Category Archives: Just War

UPDATED: Adam Kokesh In ‘Amerofantacy’ Land

Iraq, Just War, libertarianism, Military, Propaganda, Terrorism, War

Adam Kokesh the soldier returned from Iraq and sobered up. Now, Kokesh is truly fighting for authentic American liberties. But does the Idiocracy even have an inkling what freedom is, any longer? Are Americans as stupid as the small and select sample interviewed by Kokesh for the YouTube clip “The Truth About American Sniper from An Iraq Combat Veteran”? Judging from the mantra mouthed throughout the exchange with viewers of American Sniper—“Navy SEAL Chris-Kyle-was-fighting-for-our-freedom”—the answer is, “Yes, they are.”
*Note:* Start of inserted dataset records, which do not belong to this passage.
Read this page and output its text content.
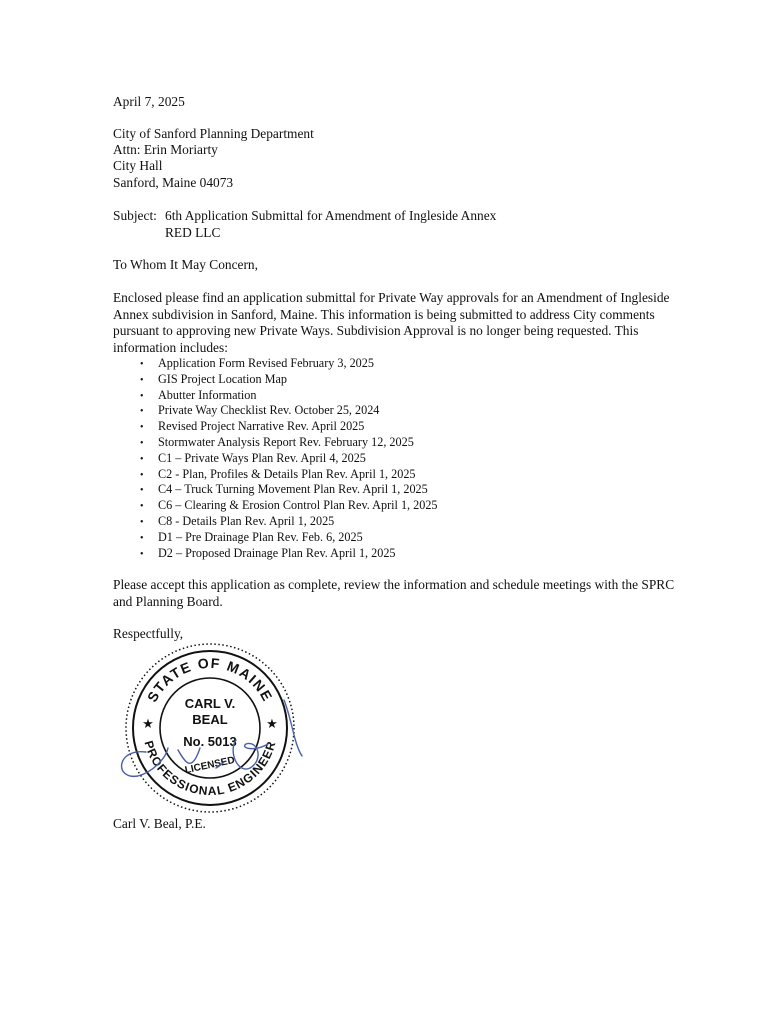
April 7, 2025

City of Sanford Planning Department

Attn: Erin Moriarty

City Hall

Sanford, Maine 04073

Subject: 6th Application Submittal for Amendment of Ingleside Annex

RED LLC

To Whom It May Concern,

Enclosed please find an application submittal for Private Way approvals for an Amendment of Ingleside Annex subdivision in Sanford, Maine. This information is being submitted to address City comments pursuant to approving new Private Ways. Subdivision Approval is no longer being requested. This information includes:

• Application Form Revised February 3, 2025
• GIS Project Location Map
• Abutter Information
• Private Way Checklist Rev. October 25, 2024
• Revised Project Narrative Rev. April 2025
• Stormwater Analysis Report Rev. February 12, 2025
• C1 – Private Ways Plan Rev. April 4, 2025
• C2 - Plan, Profiles & Details Plan Rev. April 1, 2025
• C4 – Truck Turning Movement Plan Rev. April 1, 2025
• C6 – Clearing & Erosion Control Plan Rev. April 1, 2025
• C8 - Details Plan Rev. April 1, 2025
• D1 – Pre Drainage Plan Rev. Feb. 6, 2025
• D2 – Proposed Drainage Plan Rev. April 1, 2025

Please accept this application as complete, review the information and schedule meetings with the SPRC and Planning Board.

Respectfully,

STATE OF MAINE
PROFESSIONAL ENGINEER
★	★
CARL V.
BEAL
No. 5013
LICENSED

Carl V. Beal, P.E.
After writing for the North American market for almost 20 years—and certainly since I became persona non grata among Republicans for exposing their war propaganda—I suspect the courageous Adam Kokesh is fighting a losing battle.

But so am I.

UPDATE: Chris Kyle, Worse Than Just A Bad Ass.

Jack Kerwick does an exhaustive job of “sorting out truth from myth” about Chris Kyle. Wow. I didn’t know the half of it: “Once we are swept up in hero-worship—or maybe its idolatry—reason, facts, logic, evidence, and, most importantly, considerations of fundamental fairness and decency are all too easily swept away.”

Kerwick, moreover, cites one A.J. Delgado, who made short work of Kyle on no less a mainstream publication than National Review.

So why the hysteria over those who refuse to hero-worship this guy?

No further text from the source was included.